Amazon API Gateway is an API management service that allows you to create, publish, monitor, and maintain APIs at scale. You can use it to front microservices on Lambda, EC2, or S3 without writing integrations. It offers an easier to manage approach to scaling as ELB configuration is managed by AWS.
- APIs are the root of the configuration and define resources. These can be imported from OpenAPI/Swagger definitions.
- Resources define URLs.
- Resource Policies allow per-method control over which callers are permitted to perform which operations.
- IAM Policies can be used if the method's "Authorisation" is set to
- Methods define actions that are taken for specific HTTP methods.
- Integration types allow handing off requests to a backend for processing.
- Stages represent environments (e.g. development, pre-production, production or an API version).
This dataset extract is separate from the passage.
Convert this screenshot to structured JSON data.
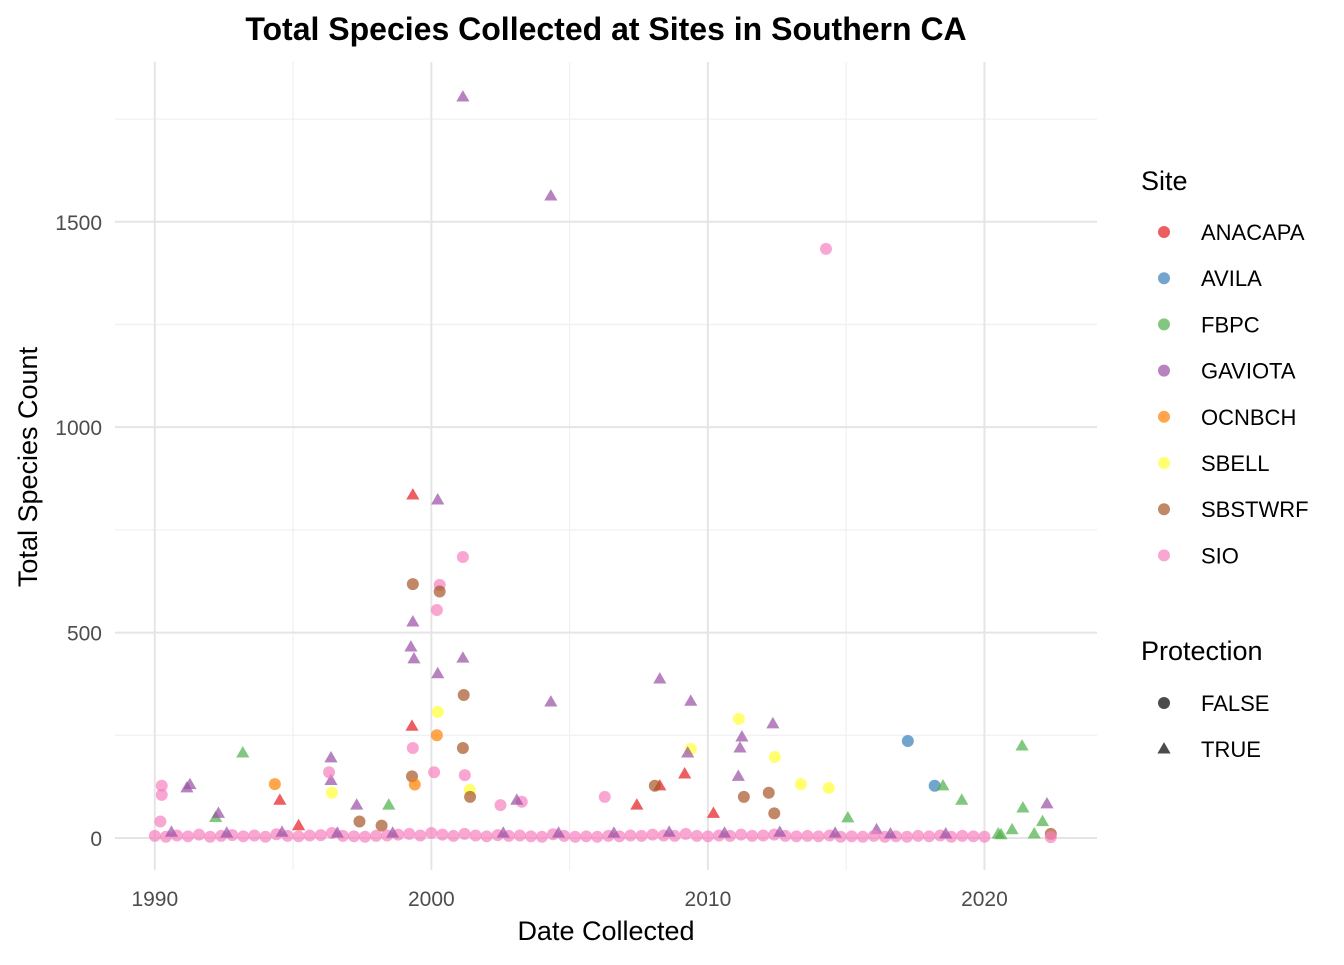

- Authorisers are Lambda functions which can authenticate and authorise users against external sources of user data. Responses from the Lambda function can be cached to reduce costs and improve performance. Based on the Lambda response, the API Gateway will either execute the method or return a 403.
- Gateway Responses allow configuration of errors pages preventing the API Gateway from submitting the request to the integration.
- Models define the data structures for request payloads.
- Documentation is comprised of document parts.
- Usage Plans allow limiting API consumption per API key. Lower limits can be set per-method.
- API Keys are used for authentication, authorisation and throttling. They enable differentiating between clients.
API requests and responses can be transformed by the API Gateway service, via mapping templates written in Apache VTL.
Integrations allow the API Gateway to hand off requests onto other AWS or external services for processing:
- Lambda Function lets you hand off processing to a Lambda function.
- HTTP allows proxying the request to another API.
- Mock causes the API Gateway to generate valid responses
- AWS Service provides integrations for e.g. DynamoDB or S3.
Stages allow modelling API versions or deployment environments.
Client SDK generation for a stage's currently deployed version is supported for several languages.
Request throttling, by rate and burst (maximum concurrent requests) and response caching can be enabled for all methods within:
- An AWS account
- A stage
- A usage plan
Throttled requests will receive a 429.
Quotas can be assigned per-day, per-week and per-month for each API key.
API Gateway instances can be configured to send and process CORS headers on behalf of the application, reducing application complexity.
Changes to API configuration are versioned, with a new Deployment being created for each version once it's deployed to a stage. These deployments can be promoted to other stages using their creation time as an identifier. Changes only take effect once the Deployment is applied to a Stage.
Canary deployment can be enabled per-stage, allowing you to split traffic between the new and old deployments at set percentages until you're ready to fully promote a version.